The concept of “understanding” is inherently subjective, especially when evaluating GPT-series models, which are often considered black boxes. Different people may hold varying perspectives on what constitutes understanding. While some argue that GPT-4 lacks true comprehension, it’s worth questioning how we measure understanding in humans. What level of performance or test scores can definitively distinguish between a solid grasp of concepts and mere conjecture?

I contend that framing the debate around whether these models “understand” is misleading.

Photo by Ben White on Unsplash

Let’s start by discussing the reasoning process. The most effective approach is to view it from the perspective of general learning. This process is analogous to how humans acquire knowledge through reading, frequent reflection, memorization, and interaction.

The reasoning ability of language models can be understood as a reflection of rationality in cognition, or as a data-centric learning problem, rooted in continuous learning from large-scale datasets. Within these human-annotated datasets, cognitive logic and causality from a human perspective are evident. The design of these models aims to enable them to learn both implicit and explicit correlations from token-level representations (commonly understood as word-level, though it’s more nuanced than just individual words). The process of learning natural language tokens is akin to learning images at the pixel level. For instance, just as one can generate images by understanding the distribution of pixels (e.g., mouths are located at the bottom of faces, symmetrical eyes, etc.), in language processing, a “pixel” corresponds to a token. The distribution of a sentence (comprising multiple tokens) conveys information in a way that mirrors human recognition of patterns and characteristics.

Features or representations provided by a good DNN model should encode meaning related to the current task (in this case, classification). With this representation, similar data items are closer to each other (right side); the original non-linear problem is now linearly separable, and therefore easier to solve. (referenced from Deep Representation Learning: What and Why! )

Thus, the central issue is representation — specifically, how much valuable information has been learned from the inherently noisy and sparse datasets. How can we efficiently extract and represent knowledge during the learning process?

Professionally but directly, the illustration of learning and representation leads to the question of how effectively the learning process can optimize probability, regarding whether language models can understand. This is why the reasoning ability of a language model is theoretically limited by the original rationality present in the dataset. It is important to remember that a language model is not a human-like being. People often mistakenly treat these advanced models as if they possess human qualities.
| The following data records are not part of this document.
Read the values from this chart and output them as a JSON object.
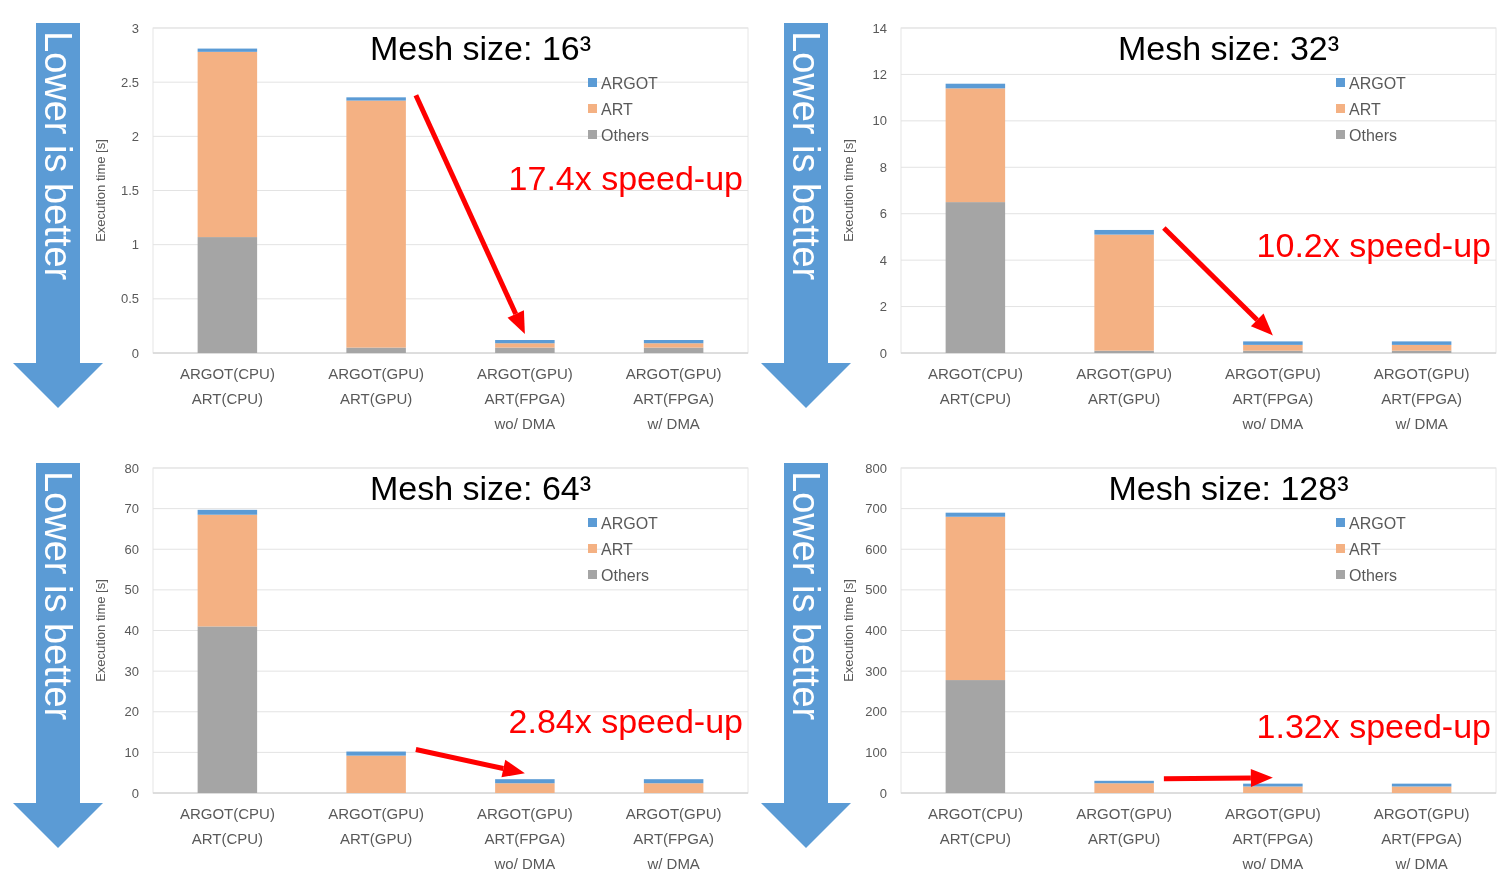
{
  "chart_data": [
    {
      "type": "bar",
      "stacked": true,
      "title": "Mesh size: 16³",
      "ylabel": "Execution time [s]",
      "categories": [
        "ARGOT(CPU)\nART(CPU)",
        "ARGOT(GPU)\nART(GPU)",
        "ARGOT(GPU)\nART(FPGA)\nwo/ DMA",
        "ARGOT(GPU)\nART(FPGA)\nw/ DMA"
      ],
      "series": [
        {
          "name": "Others",
          "color": "#a5a5a5",
          "values": [
            1.07,
            0.05,
            0.05,
            0.05
          ]
        },
        {
          "name": "ART",
          "color": "#f4b183",
          "values": [
            1.71,
            2.28,
            0.04,
            0.04
          ]
        },
        {
          "name": "ARGOT",
          "color": "#5b9bd5",
          "values": [
            0.03,
            0.03,
            0.03,
            0.03
          ]
        }
      ],
      "ylim": [
        0,
        3
      ],
      "yticks": [
        0,
        0.5,
        1,
        1.5,
        2,
        2.5,
        3
      ],
      "grid": "y",
      "legend": "top right",
      "annotations": [
        "Lower is better",
        "17.4x speed-up"
      ]
    },
    {
      "type": "bar",
      "stacked": true,
      "title": "Mesh size: 32³",
      "ylabel": "Execution time [s]",
      "categories": [
        "ARGOT(CPU)\nART(CPU)",
        "ARGOT(GPU)\nART(GPU)",
        "ARGOT(GPU)\nART(FPGA)\nwo/ DMA",
        "ARGOT(GPU)\nART(FPGA)\nw/ DMA"
      ],
      "series": [
        {
          "name": "Others",
          "color": "#a5a5a5",
          "values": [
            6.5,
            0.1,
            0.1,
            0.1
          ]
        },
        {
          "name": "ART",
          "color": "#f4b183",
          "values": [
            4.9,
            5.0,
            0.25,
            0.25
          ]
        },
        {
          "name": "ARGOT",
          "color": "#5b9bd5",
          "values": [
            0.2,
            0.2,
            0.15,
            0.15
          ]
        }
      ],
      "ylim": [
        0,
        14
      ],
      "yticks": [
        0,
        2,
        4,
        6,
        8,
        10,
        12,
        14
      ],
      "grid": "y",
      "legend": "top right",
      "annotations": [
        "Lower is better",
        "10.2x speed-up"
      ]
    },
    {
      "type": "bar",
      "stacked": true,
      "title": "Mesh size: 64³",
      "ylabel": "Execution time [s]",
      "categories": [
        "ARGOT(CPU)\nART(CPU)",
        "ARGOT(GPU)\nART(GPU)",
        "ARGOT(GPU)\nART(FPGA)\nwo/ DMA",
        "ARGOT(GPU)\nART(FPGA)\nw/ DMA"
      ],
      "series": [
        {
          "name": "Others",
          "color": "#a5a5a5",
          "values": [
            41,
            null,
            null,
            null
          ]
        },
        {
          "name": "ART",
          "color": "#f4b183",
          "values": [
            27.5,
            9.2,
            2.4,
            2.4
          ]
        },
        {
          "name": "ARGOT",
          "color": "#5b9bd5",
          "values": [
            1.2,
            1.0,
            1.0,
            1.0
          ]
        }
      ],
      "ylim": [
        0,
        80
      ],
      "yticks": [
        0,
        10,
        20,
        30,
        40,
        50,
        60,
        70,
        80
      ],
      "grid": "y",
      "legend": "top right",
      "annotations": [
        "Lower is better",
        "2.84x speed-up"
      ]
    },
    {
      "type": "bar",
      "stacked": true,
      "title": "Mesh size: 128³",
      "ylabel": "Execution time [s]",
      "categories": [
        "ARGOT(CPU)\nART(CPU)",
        "ARGOT(GPU)\nART(GPU)",
        "ARGOT(GPU)\nART(FPGA)\nwo/ DMA",
        "ARGOT(GPU)\nART(FPGA)\nw/ DMA"
      ],
      "series": [
        {
          "name": "Others",
          "color": "#a5a5a5",
          "values": [
            278,
            null,
            null,
            null
          ]
        },
        {
          "name": "ART",
          "color": "#f4b183",
          "values": [
            402,
            24,
            16,
            16
          ]
        },
        {
          "name": "ARGOT",
          "color": "#5b9bd5",
          "values": [
            10,
            6,
            7,
            7
          ]
        }
      ],
      "ylim": [
        0,
        800
      ],
      "yticks": [
        0,
        100,
        200,
        300,
        400,
        500,
        600,
        700,
        800
      ],
      "grid": "y",
      "legend": "top right",
      "annotations": [
        "Lower is better",
        "1.32x speed-up"
      ]
    }
  ]
}
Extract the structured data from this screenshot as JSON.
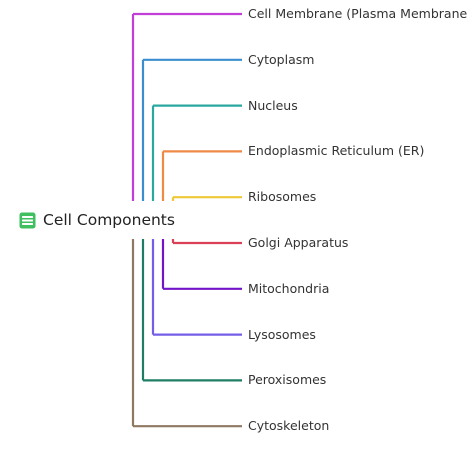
{
  "root": {
    "label": "Cell Components",
    "icon": "spreadsheet-icon",
    "icon_color": "#3fbf5f"
  },
  "children": [
    {
      "label": "Cell Membrane (Plasma Membrane)",
      "color": "#c13ed8"
    },
    {
      "label": "Cytoplasm",
      "color": "#3a8ed0"
    },
    {
      "label": "Nucleus",
      "color": "#2aa89f"
    },
    {
      "label": "Endoplasmic Reticulum (ER)",
      "color": "#ee8a46"
    },
    {
      "label": "Ribosomes",
      "color": "#efc836"
    },
    {
      "label": "Golgi Apparatus",
      "color": "#dc4056"
    },
    {
      "label": "Mitochondria",
      "color": "#7414c8"
    },
    {
      "label": "Lysosomes",
      "color": "#745ee8"
    },
    {
      "label": "Peroxisomes",
      "color": "#1e7e64"
    },
    {
      "label": "Cytoskeleton",
      "color": "#8f7862"
    }
  ]
}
However, they are more accurately described as complex functions designed to compress information by maximizing the representation of the balance between every detail and microstructure in the data, regardless of the extent of human knowledge embedded within it.

Instead of asking whether these language models can understand things, we may need to focus more on how effectively they perform specific tasks in a learning-and-inference fashion. Humans do not design the world, and machine logic is not entirely a human creation.